Se uma onda gravitacional antecipasse 2018 para amanhã, Lula estaria condenado eleitoralmente? Depende do ponto de vista.

Pela ótica petista, Lula, mesmo sob bombardeio, mantém 19% de eleitores que “com certeza” votariam nele, o que é sempre um atalho para chegar ao segundo turno de qualquer eleição. Nenhum outro presidenciável tem um capital inicial desse tamanho.

Na perspectiva anti-petista, Lula seria praticamente “inelegível”, pois, como 61% dizem que não votariam nele de jeito nenhum, o petista não alcançaria a necessária maioria absoluta dos votos válidos para conquistar o terceiro mandato.

Há que se relativizar ambas as conclusões.

Os 19% de votos “certos” de Lula hoje eram 23% quatro meses atrás e 33% há menos de dois anos. Vê-se que “certeza” não é um conceito absoluto em política. A convicção do eleitor é tão volúvel quanto o PMDB. E como a crise econômica só faz piorar, a curva descendente de Lula pode afundar ainda mais.

Um petista poderia argumentar que, do mesmo modo, a rejeição também pode diminuir, como diminuiu em 2006. Em tese, sim, mas reverter uma tendência é sempre mais difícil. E a sangria de Lula dessa vez é muito maior do que na época do mensalão.

O melhor argumento dos lulistas é que o eleitor não rejeita apenas Lula. A rejeição aos seus potenciais adversários varia dos 42% de Marina Silva aos 52% de José Serra, com Aécio Neves (44%), Geraldo Alckmin (47%) e Ciro Gomes (45%) no meio – incluídos aí os 7% de eleitores que rejeitam todos os seis.

Toda eleição é uma comparação. E, em especial no segundo turno, uma comparação negativa: a escolha do mal menor.

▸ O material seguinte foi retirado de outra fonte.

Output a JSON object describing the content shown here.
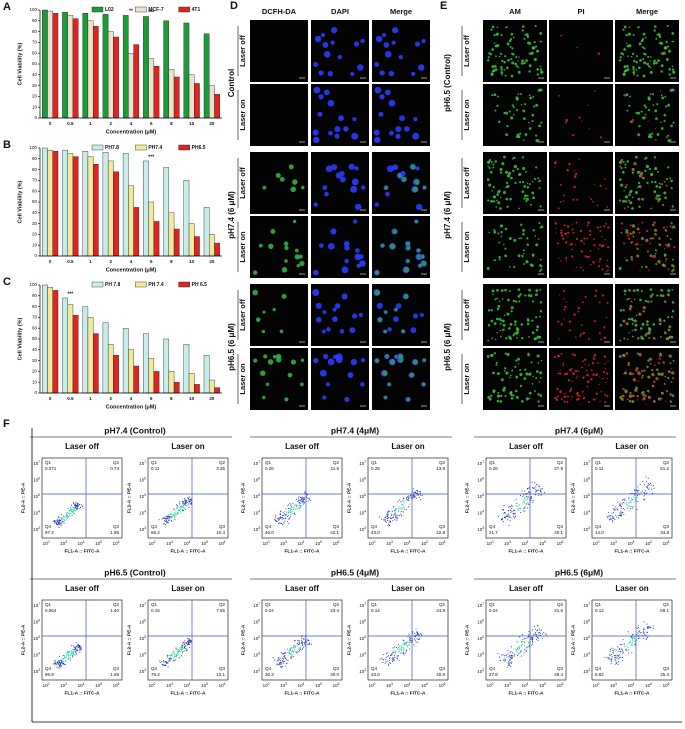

Portanto, tão importante quanto quem o eleitor mais aprecia é quem ele mais rejeita. Hoje, há muito mais demonstrações públicas de ódio a Lula do que a qualquer outro presidenciável. Tais amostras representam todo o eleitorado? As pesquisas conhecidas não comparam intensidades de ódios múltiplos.

O que a pesquisa Ibope mostra é que a rejeição a Lula foi a única que cresceu desde outubro. A de Marina caiu oito pontos; a de Ciro, sete; a de Alckmin, cinco; as de Aécio e Serra oscilaram negativamente, dentro da margem de erro.

Porém, nenhum dos cinco conseguiu transformar essa menor rejeição em simpatizantes. Todos continuam com taxas de votos “certos” e “potenciais” equivalentes às que tinham em outubro: 41% (13% de “com certeza” mais 28% de “poderia votar”) para Marina, 40% (15% + 25%) para Aécio, 32% (8% + 24%) para Serra, 30% (23% + 7%) para Alckmin, e 19% (4% + 15%) para Ciro.

Onde foram parar os eleitores que deixaram de rejeitá-los? No muro. Agora, dizem que não os conhecem o suficiente para opinar.

Afinal, Lula está vivo eleitoralmente? Ele tem 13% de eleitores exclusivos, que votariam “com certeza” só nele, contra 8% de Aécio e 7% de Marina. O petista pode estar “inelegível”, mas ainda tem cacife para influir decisivamente na eleição.